The first serious camera I had, like many people, was a second-hand Zenit E, heavy and you had to remember to manually stop down before taking a photo. But importantly it was in matt-black. I used it for O-level photography but have very few negatives from this period and doubt that there would be much worth printing anyway.
Many of the older photographs on this site were taken with an autofocus Pentax MZ-10 and its kit zoom lens, a reasonable entry level camera. This combination was quite cheap and light and was capable of good results, especially portraiture.
When both the camera and lens died, virtually simultaneously, and were declared to be either too expensive to repair or actually irreparable (in the case of the lens) in the short term I bought an old Pentax ME to mount the remaining few KAF lenses I had.
Longer term I decided to switch to Nikon, rejecting the idea of buying another modern plastic camera and bought a secondhand F3, the last manual focus Nikon professional camera. Which I hope will last for decades. I also renounced zoom lens, decided to walk more, and bought prime lenses instead; some second-hand, some new. Especially in black-and-white, it took me a while to cope with the generally greater contrast of these lenses. Now I generally under-rate a film by a 1/3 of a stop and pull the development a little.
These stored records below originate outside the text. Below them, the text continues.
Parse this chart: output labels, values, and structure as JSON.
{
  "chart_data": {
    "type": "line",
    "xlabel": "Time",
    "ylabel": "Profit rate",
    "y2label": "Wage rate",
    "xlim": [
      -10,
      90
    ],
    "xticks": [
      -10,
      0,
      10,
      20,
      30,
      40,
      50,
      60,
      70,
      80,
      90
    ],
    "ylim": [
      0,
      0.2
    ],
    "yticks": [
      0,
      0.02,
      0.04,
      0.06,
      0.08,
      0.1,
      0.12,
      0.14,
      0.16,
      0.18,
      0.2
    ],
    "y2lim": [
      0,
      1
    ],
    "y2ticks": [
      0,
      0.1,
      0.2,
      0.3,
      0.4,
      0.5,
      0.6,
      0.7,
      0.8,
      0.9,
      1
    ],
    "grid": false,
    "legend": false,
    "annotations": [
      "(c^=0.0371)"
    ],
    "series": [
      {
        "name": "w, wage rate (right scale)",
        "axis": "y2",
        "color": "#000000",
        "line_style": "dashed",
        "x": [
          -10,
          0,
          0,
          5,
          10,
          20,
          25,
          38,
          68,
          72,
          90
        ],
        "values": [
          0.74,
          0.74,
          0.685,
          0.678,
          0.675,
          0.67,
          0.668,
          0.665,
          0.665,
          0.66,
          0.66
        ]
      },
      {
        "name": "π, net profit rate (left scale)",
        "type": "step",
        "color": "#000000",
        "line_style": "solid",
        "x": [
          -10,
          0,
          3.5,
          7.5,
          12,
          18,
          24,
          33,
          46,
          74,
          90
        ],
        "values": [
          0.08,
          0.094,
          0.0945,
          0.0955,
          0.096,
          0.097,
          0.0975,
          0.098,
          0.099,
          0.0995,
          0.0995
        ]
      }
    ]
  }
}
The medium format images have been taken with a Bronica SQ-Ai in the belief that this would lead to greater quality and more consideration which it generally does. Medium format certainly slows you down, I know that's often said and it was true in my case and in fact it's slowed down the rate that I shoot 35mm film too. This camera gives a 2¼" square negative which makes a change from the classic 135 format 3:2 proportion. I use it with the waist level finder only, which again makes for a change in how the camera is used and how you compose. It also made me appreciate more the ease of use of a, relatively, compact 35mm SLR. Something which seems to have been forgotten with modern professional cameras, film or digital.
The great majority of the black and white film I've taken has been on HP5+. I've experimented with the newer technology films as well as more specialist ones, but ultimately I prefer HP5's tonality and quality. Its flexibility means I have used it most of the time. You can expose it at anything between 200 ASA to 1600 and develop it in pretty much anything. Most recently I've settled on Kodak T-MAX but in the past have used most of the Ilford developers and found them to be perfectly satisfactory. HP5+ and T-MAX gives good shadows and reasonable grain, although I don't object to grain.
For a long while I used almost exclusively black and white, shooting colour really only for snaphots until I started using medium format, since then I've vacillated between the Kodak Portra and Fuji 160 films. Can't decide which I prefer.
I print both black and white and colour. Over the years I've used a few public darkrooms; at college in Bath, at f-stop (Bath) and at the RPS (again, Bath). Since moving from Somerset, I've been a member of Photofusion. They've got the best public facilities I know of and is frequented by clever and helpful people if you want to chat and swap ideas.
When I was studying A-level in Bath, split-grade printng was demonstrated, in a rather simple and mechanical way and although I tried it I didn't see any benefit at the time over printing at a single grade. More recently I was given as a present a copy of a book entitled Way Beyond Monochrome by Lambrecht & Woodhouse, which contains some very good chapters on split-grade printing. I also stumbled across an interesting article by Les Mclean. These both inspired me to try again, properly.
Colour printing is made harder because I'm colour blind, although I have done incredibly badly in colour-blindness tests, in everyday life it hasn't been such a problem, but it is obviously a handicap when it comes to identifying a colour cast in the darkroom. Sometimes I ask the opinion of other darkroom users or, since I can usually tell whether a print is too warm or too cold, I print in all the principle "warmer" or "colder" directions and am usually then able to see which direction is removing the veil of the colour cast.
For black and white I have always used Ilford Multi-Grade IV, work prints and prints for scanning on resin-coated and exhibition work printed on fibre-base. Fairly recently I've started selenium toning prints for longevity and to increase the maximum black of fibre prints.
Regards colour papers I usually use the Kodak portra papers for the choice of contrast that the range of papers gives.
Some of the images illustrating articles were taken with digital cameras, but I don't own one myself. Every image in the gallery's a scan of a silver print. I enjoy the magic of a darkroom too much to make much more use of digital methods than that, it's convenient.